Reading the documentation of HDF5.jl (Home · HDF5.jl) I see how it is possible to have an in-memory hdf5 file. I was wondering if;

  1. Can I update a dataset in an hdf in place?
  2. Can I save a copy of the current in-memory hdf5 file to disk?

I have a use case in which over N timesteps I have a fixed number of data points I want to save. I thought that HDF5 would be perfect for this, especially if one could do in-place.

Kind regards

You should first familiarize yourself with the upstream documentation.

The example shows you how you can obtain a Vector{UInt8} of the file image. If you write that out to disk, you can open it just like a regular HDF5 file.

This is a highly specialized operation, and I’m not sure about your specific use case. Even for a HDF5 on disk, you can update a subsection of a dataset in-place.

Before we get into a XY problem situation, could you explain what you are trying to do or optimize?

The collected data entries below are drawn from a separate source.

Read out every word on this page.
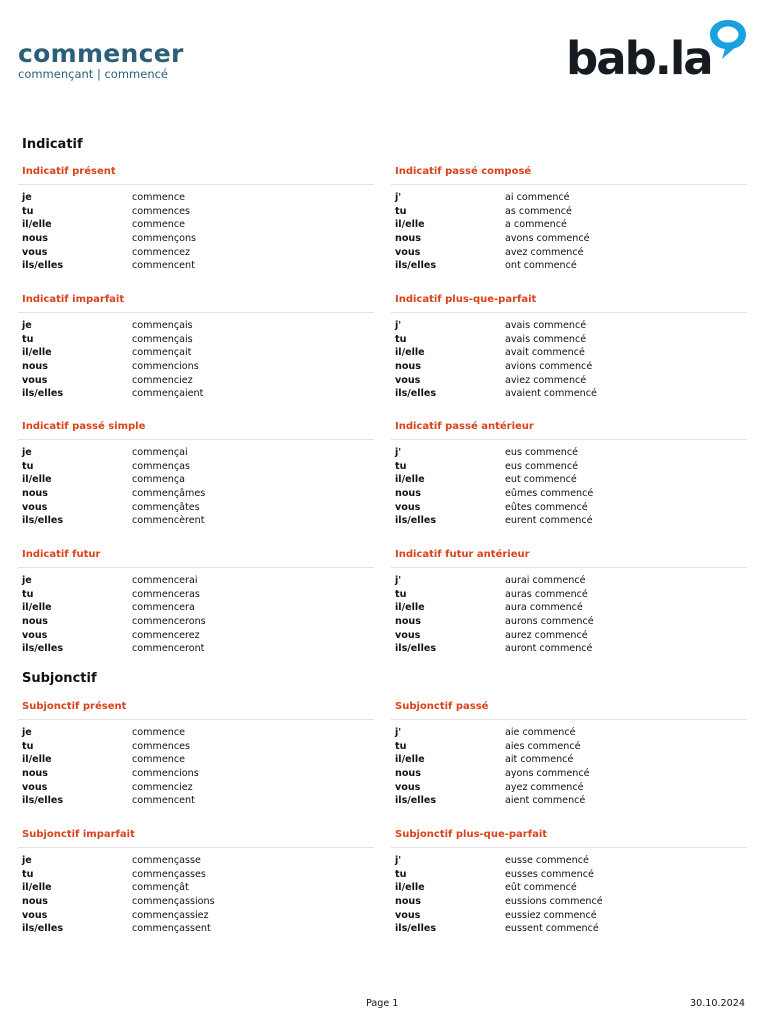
commencer
commençant | commencé	bab.la
Indicatif
Indicatif présent
je	commence
tu	commences
il/elle	commence
nous	commençons
vous	commencez
ils/elles	commencent
Indicatif passé composé
j'	ai commencé
tu	as commencé
il/elle	a commencé
nous	avons commencé
vous	avez commencé
ils/elles	ont commencé
Indicatif imparfait
je	commençais
tu	commençais
il/elle	commençait
nous	commencions
vous	commenciez
ils/elles	commençaient
Indicatif plus-que-parfait
j'	avais commencé
tu	avais commencé
il/elle	avait commencé
nous	avions commencé
vous	aviez commencé
ils/elles	avaient commencé
Indicatif passé simple
je	commençai
tu	commenças
il/elle	commença
nous	commençâmes
vous	commençâtes
ils/elles	commencèrent
Indicatif passé antérieur
j'	eus commencé
tu	eus commencé
il/elle	eut commencé
nous	eûmes commencé
vous	eûtes commencé
ils/elles	eurent commencé
Indicatif futur
je	commencerai
tu	commenceras
il/elle	commencera
nous	commencerons
vous	commencerez
ils/elles	commenceront
Indicatif futur antérieur
j'	aurai commencé
tu	auras commencé
il/elle	aura commencé
nous	aurons commencé
vous	aurez commencé
ils/elles	auront commencé
Subjonctif
Subjonctif présent
je	commence
tu	commences
il/elle	commence
nous	commencions
vous	commenciez
ils/elles	commencent
Subjonctif passé
j'	aie commencé
tu	aies commencé
il/elle	ait commencé
nous	ayons commencé
vous	ayez commencé
ils/elles	aient commencé
Subjonctif imparfait
je	commençasse
tu	commençasses
il/elle	commençât
nous	commençassions
vous	commençassiez
ils/elles	commençassent
Subjonctif plus-que-parfait
j'	eusse commencé
tu	eusses commencé
il/elle	eût commencé
nous	eussions commencé
vous	eussiez commencé
ils/elles	eussent commencé
Page 1	30.10.2024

What I want do in reality is saving datafiles at each output of my simulation. In my case since I know the number of data points before hand and that it never changes, I thought I could “preallocate” a HDF5 in memory, efficiently overwrite it in place, make a copy and save to disk. I thought by doing so that I could get an extra speed up / reduce allocations.

Kind regards

I found that a simple solution for fast file writing using HDF5.jl, without resorting to the complexity above, is to save all data into one single file. In pseudo-code:

function SaveHDF5!(fid::HDF5.File, group_name, variable_names, args...)
    create_group(fid, group_name)
    if !isnothing(args)
        for i in eachindex(args)
            arg           = args[i]
            var_name          = variable_names[i]
            fid[group_name][var_name] = arg

Where I pass in a consistent file id, update the group name and the variable input as needed. This would give me the following timings:

The reason for writing to one file is that surprisingly, atleast on Windows, close the HDF5.File is actually a bottle neck.

All in all, I am pretty pleased, writing to HDF5 in this way is about 10x faster than writing to individual .vtp files as I did in the past.

Just sharing my findings here, perhaps someone can benefit in the future.